Vernon Webb wrote:
Yesterday someone asked if I used sa-learn and the response to myself was, I have
something else to learn. Can someone explain to me how to use it?
If I understand correctly sa-learn can be used to train SA to recognize certain
messages as SPAM or HAM. I've run the sa-learn command but it is not very clear as to
how it is used. I mean I understand if I use "sa-learn --spam" I can train SA that
something is SPAM but what, where? For instance today the thing is not "Effie
Present" but rather "Happy NW Effie". So the efforts I took yesterday using the
phish.ndb and scan.ndb database is still not cathcing these guys (however it is
catching some Phishing scams).
I'm willing to try sa-learn, but what will that do for me? These guys are beginning to
drive me nuts and obvioulsy I have something wrong as others are telling me these are
being caught as SPAM on their systems.
Thanks
Tons here getting trapped with the "Happy NW (name)" spam:
X-Spam-Level: xxxxxxxxxxxxxxxxxxxx
X-Spam-Status: Hits:20.2 Learn:no Tests:BAYES_99,DATE_IN_PAST_03_06,
HELO_DYNAMIC_DHCP,HELO_DYNAMIC_IPADDR,RCVD_FORGED_WROTE,RCVD_IN_SORBS_DUL,
SARE_LWSHORTT,SARE_MLB_Stock1,SARE_MLB_Stock2
auto_learn, auto_whitelist and auto_expire are on and I have set a more
strict window for auto_learn and when bayes first kicks in:
bayes_min_ham_num 500
bayes_min_spam_num 500
bayes_auto_learn_threshold_nonspam -0.15
bayes_auto_learn_threshold_spam 15.0
Here is a dump of the bayes DB stats:
0.000 0 3 0 non-token data: bayes db version
0.000 0 9307 0 non-token data: nspam
0.000 0 2461 0 non-token data: nham
0.000 0 195899 0 non-token data: ntokens
0.000 0 1167342651 0 non-token data: oldest atime
0.000 0 1167411577 0 non-token data: newest atime
0.000 0 1167411583 0 non-token data: last journal sync atime
0.000 0 1167393605 0 non-token data: last expiry atime
0.000 0 50956 0 non-token data: last expire atime delta
0.000 0 86718 0 non-token data: last expire reduction count
I have had this going now for a few days. I deposit anything scoring
over 25 in a special mailbox and then rejecting the message at SMTP.

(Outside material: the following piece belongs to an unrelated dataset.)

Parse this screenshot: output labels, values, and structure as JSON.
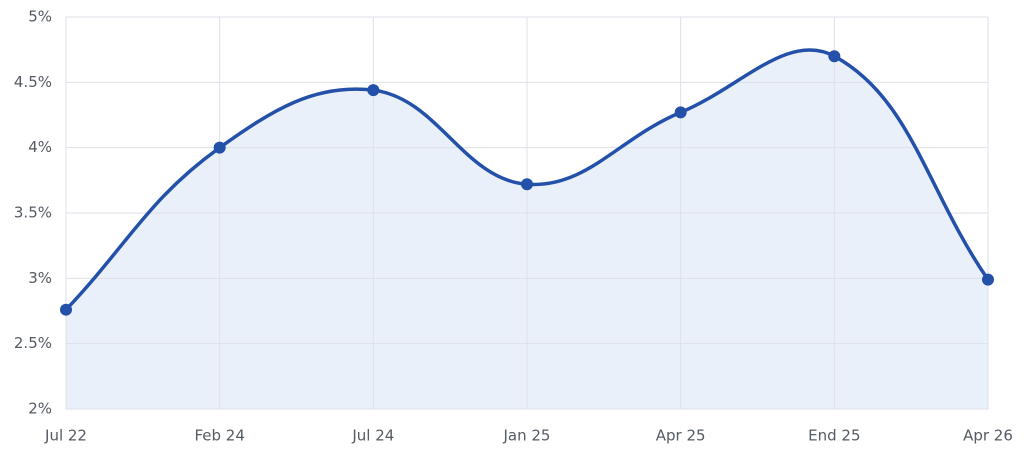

Anything scoring over 5 is then placed in individual account spambox
mailboxes. I also am monitoring close what is getting rejected. So far
nothing legit gets rejected. I have also not noticed any message that
was a false positive/negative get auto_learned. Therefore, token data in
the bayes DB has not been changed. That is good in a sense as you don't
want false positive/negative messages getting auto_learned in one
direction or another.
Maybe I'm wrong. It works, so I will continue to monitor and be happy.